Третья принцесса, истерзанная мрачными думами, целыми днями вздыхала и плакала тайком, и, как знать, не потому ли так тяжело переносила она свое состояние? Она была трогательно-хрупка и так изнурена болезнью, что при виде ее у Гэндзи невольно сжималось сердце. «Что станется с нею?» — терзался он, раздираемый мучительными сомнениями. В том году весь свой досуг он отдавал молитвам.

Весть о болезни принцессы дошла до горной обители, и сердце Государя исполнилось нежности и тоски. Зная от людей, что Гэндзи не только не живет в доме на Шестой линии, но почти не бывает там, Государь недоумевал и печалился, сетуя на непостоянство мира. Тревожился он и прежде, но тогда отсутствие Гэндзи объяснялось тем, что все его попечения были сосредоточены на больной госпоже. Почему же ничто не изменилось теперь, когда здоровье ее поправилось? Неужели за это время произошло что-то, что принудило Гэндзи отдалиться от принцессы? Возможно, за самой принцессой и нет никакой вины, просто среди прислуживающих ей дам нашлись недостойные особы, вовлекшие ее в беду? Ведь даже во Дворце, где изысканнейшая роскошь сочетается с некоторой свободой нравов, иногда распространяются самые невероятные слухи… Увы, хоть и далек был Государь от суетных помыслов, родительское сердце его так и не обрело покоя. Он написал принцессе длинное, полное нежной тревоги письмо. Когда его принесли, Гэндзи как раз был в доме на Шестой линии.
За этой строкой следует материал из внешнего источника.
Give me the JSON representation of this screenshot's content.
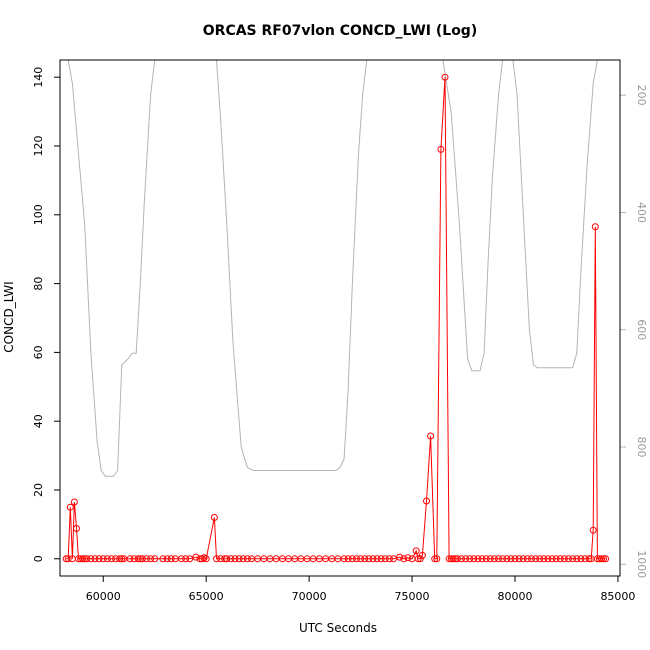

«Я давно не писал к Вам, ибо не имел повода. Немало лет прошло с того дня, как мы расстались, и тоска постоянно живет в моем сердце. Я знаю, что Вы не совсем здоровы, и беспрестанно помышляю о Вас. Даже в часы молитв Ваш образ неотступно стоит перед моим взором. Как Вы себя чувствуете? Помните, что бы ни случилось и как бы Вам ни было горько, Вы должны быть послушны воле супруга. Старайтесь скрывать свои обиды и не уязвляйте его многозначительными намеками. Будьте всегда достойны Вашего высокого звания». Могло ли это письмо не возбудить жалости в сердце Гэндзи? «Несомненно, Государь пребывает в полном неведении, — подумал он. — Мое невнимание к принцессе — единственное, что его беспокоит».

— Как вы ответите Государю? — спрашивает Гэндзи принцессу. — Не знаю, как вас, но меня очень огорчило это печальное послание. Хотя я и вправе чувствовать себя обиженным, вряд ли кто-то может упрекнуть меня в том, что я вами пренебрегаю. Не понимаю, откуда у Государя такие сведения?

Застыдившись, принцесса отвернулась. Она была прелестна. Глубокая печаль, отражавшаяся на ее побледневшем, осунувшемся лице, сообщала красоте ее особую утонченность.

— Разумеется, Государь тревожится за вас, зная, как вы неопытны, как по-детски наивны, — продолжает Гэндзи. — Впредь вам следует быть осмотрительней. Я не собирался докучать вам своими советами, но, к моему величайшему сожалению, Государь, по-видимому, укрепился в мысли, что я не оправдываю его надежд. Не скрою, это удручает меня, поэтому я счел необходимым поговорить хотя бы с вами. Вы слишком еще неразумны и подвержены чужим влияниям. Возможно, вы недовольны мною, наверное, считаете меня недостаточно чутким, может быть, даже черствым. К тому же я уже немолод и, очевидно, просто наскучил вам. Все это, конечно, печально. Но прошу вас, хотя бы пока жив Государь, постарайтесь примириться с создавшимся положением, не пренебрегайте престарелым супругом, которому было поручено заботиться о вас.